Menschen stehen im Mittelpunkt
Es gibt auch viele Hinweise auf die atemberaubende Natur Israels, doch im Mittelpunkt stehen die Menschen. Allerdings scheint S. mehr mit Männern als mit Frauen zu tun zu haben, denn die werden doch nur sehr am Rande mal erwähnt. Und selbst die Männer scheinen sehr individuell zu sein. Ohne Macken, und manchmal fast schon gestört, kommt hier niemand weg. Vielleicht aber braucht es diese kleinen Übertreibungen, um die Vielfalt der israelischen Gesellschaft deutlich zu machen. Und natürlich werden die Probleme Israels angesprochen, das doch so ganz anders ist als andere Staaten.

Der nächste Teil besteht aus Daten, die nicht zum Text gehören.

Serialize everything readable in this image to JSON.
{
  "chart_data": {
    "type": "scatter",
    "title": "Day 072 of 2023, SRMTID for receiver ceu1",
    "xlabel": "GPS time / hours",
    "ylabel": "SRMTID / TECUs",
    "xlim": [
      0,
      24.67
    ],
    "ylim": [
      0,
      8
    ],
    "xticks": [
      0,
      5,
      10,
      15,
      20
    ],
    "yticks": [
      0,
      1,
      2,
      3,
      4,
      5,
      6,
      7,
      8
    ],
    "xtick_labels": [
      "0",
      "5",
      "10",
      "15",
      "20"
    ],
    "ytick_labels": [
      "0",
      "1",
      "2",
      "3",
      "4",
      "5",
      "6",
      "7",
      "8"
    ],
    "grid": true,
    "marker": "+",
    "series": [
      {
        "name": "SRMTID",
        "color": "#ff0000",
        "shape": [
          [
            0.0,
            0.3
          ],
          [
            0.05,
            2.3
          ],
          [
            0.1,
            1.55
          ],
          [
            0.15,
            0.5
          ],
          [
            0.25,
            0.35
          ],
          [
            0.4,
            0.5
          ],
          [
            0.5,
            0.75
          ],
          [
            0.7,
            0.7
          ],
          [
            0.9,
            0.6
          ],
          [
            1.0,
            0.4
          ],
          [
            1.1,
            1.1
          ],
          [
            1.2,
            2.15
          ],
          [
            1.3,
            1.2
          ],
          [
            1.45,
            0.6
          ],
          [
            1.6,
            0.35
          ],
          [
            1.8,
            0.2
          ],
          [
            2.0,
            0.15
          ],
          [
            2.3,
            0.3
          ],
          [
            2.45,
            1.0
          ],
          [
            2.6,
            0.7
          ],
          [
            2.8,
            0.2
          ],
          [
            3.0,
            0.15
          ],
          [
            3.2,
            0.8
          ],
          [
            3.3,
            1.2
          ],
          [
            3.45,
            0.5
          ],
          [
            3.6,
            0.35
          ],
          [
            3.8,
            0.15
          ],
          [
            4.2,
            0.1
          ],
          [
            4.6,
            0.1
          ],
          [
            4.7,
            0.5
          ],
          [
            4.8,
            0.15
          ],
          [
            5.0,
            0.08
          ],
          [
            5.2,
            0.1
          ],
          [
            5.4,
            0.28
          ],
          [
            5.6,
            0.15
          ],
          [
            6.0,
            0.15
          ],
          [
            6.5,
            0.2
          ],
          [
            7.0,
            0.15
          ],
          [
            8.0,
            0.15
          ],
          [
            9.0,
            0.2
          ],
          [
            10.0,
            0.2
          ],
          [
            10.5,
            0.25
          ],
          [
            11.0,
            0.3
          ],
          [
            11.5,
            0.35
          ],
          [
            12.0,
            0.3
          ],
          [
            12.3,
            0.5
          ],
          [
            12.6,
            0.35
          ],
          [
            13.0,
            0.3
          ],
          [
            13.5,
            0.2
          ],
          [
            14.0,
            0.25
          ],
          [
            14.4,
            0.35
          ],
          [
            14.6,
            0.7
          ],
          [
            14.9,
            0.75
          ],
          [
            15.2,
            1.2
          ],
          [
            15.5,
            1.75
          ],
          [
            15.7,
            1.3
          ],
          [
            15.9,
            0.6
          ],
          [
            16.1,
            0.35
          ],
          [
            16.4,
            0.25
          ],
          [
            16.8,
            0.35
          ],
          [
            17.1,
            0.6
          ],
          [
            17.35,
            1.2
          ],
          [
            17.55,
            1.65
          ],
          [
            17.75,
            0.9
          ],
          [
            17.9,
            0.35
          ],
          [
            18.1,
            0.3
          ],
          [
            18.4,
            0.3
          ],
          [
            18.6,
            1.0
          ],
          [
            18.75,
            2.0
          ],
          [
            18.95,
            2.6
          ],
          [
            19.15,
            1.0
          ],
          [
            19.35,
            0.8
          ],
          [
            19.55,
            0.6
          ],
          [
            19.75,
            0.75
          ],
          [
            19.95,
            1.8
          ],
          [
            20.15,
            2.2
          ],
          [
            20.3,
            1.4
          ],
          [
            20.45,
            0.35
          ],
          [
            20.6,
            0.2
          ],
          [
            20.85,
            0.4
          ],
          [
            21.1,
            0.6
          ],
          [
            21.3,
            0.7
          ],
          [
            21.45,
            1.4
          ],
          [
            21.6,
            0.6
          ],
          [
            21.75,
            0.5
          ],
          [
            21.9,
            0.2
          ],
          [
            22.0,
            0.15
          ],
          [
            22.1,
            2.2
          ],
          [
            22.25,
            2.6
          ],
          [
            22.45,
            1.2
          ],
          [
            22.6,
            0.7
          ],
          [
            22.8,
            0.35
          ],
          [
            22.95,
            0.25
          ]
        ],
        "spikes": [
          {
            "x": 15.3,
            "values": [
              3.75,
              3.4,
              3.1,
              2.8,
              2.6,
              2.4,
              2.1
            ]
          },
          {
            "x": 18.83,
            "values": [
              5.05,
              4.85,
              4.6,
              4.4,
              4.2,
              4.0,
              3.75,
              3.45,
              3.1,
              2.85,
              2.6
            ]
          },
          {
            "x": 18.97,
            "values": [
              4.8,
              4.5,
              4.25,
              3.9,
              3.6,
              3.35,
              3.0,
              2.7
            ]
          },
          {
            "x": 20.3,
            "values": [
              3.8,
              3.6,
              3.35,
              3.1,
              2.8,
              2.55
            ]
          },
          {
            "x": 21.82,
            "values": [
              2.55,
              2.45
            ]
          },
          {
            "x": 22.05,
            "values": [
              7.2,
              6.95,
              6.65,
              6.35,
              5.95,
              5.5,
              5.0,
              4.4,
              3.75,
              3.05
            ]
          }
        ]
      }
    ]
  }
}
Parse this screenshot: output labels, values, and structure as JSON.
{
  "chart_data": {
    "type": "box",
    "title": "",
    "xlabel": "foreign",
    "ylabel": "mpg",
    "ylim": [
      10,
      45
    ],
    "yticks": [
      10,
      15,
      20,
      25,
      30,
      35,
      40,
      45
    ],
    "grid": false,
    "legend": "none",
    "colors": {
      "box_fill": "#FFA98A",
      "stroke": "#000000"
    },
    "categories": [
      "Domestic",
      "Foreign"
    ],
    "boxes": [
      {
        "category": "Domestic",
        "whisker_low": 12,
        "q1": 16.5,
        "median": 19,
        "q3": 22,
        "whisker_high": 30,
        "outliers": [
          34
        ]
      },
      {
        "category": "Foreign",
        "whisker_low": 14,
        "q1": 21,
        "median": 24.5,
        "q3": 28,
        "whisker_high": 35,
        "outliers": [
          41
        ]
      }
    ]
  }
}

Schon das ganz normale Zusammenleben kann Probleme bereiten, wenn man z.B. die unterschiedlichen Zonen durchqueren will oder einfach nur von Jerusalem nach Bethlehem fahren möchte. S. erzählt von alledem und Klatt lässt es sie auf eine angenehme, unterhaltsame und sehr humorvolle Weise tun. Selbst wenn der Stil am Anfang etwas gewöhnungsbedürftig ist, kann man das Buch bald schon nicht mehr aus der Hand legen und ist versucht, die über 310 Seiten in einem Rutsch zu lesen. Sehr schön ist auch das anhängende Glossar, denn natürlich kommen jede Menge Begriffe vor, die Nicht-Juden oder Nicht-Araber vielleicht nicht geläufig sind.
Fazit
Ein gelungenes Debüt, das mit autobiografischen Zügen ein Israel porträtiert, das es so vielleicht nach dem 7.10.2023 schon nicht mehr gibt. Fesselnd, informativ und mit viel Humor ist der Roman von Sara Klatt ein wertvoller Einblick, den sich niemand entgehen lassen sollte, der sich für Israel interessiert.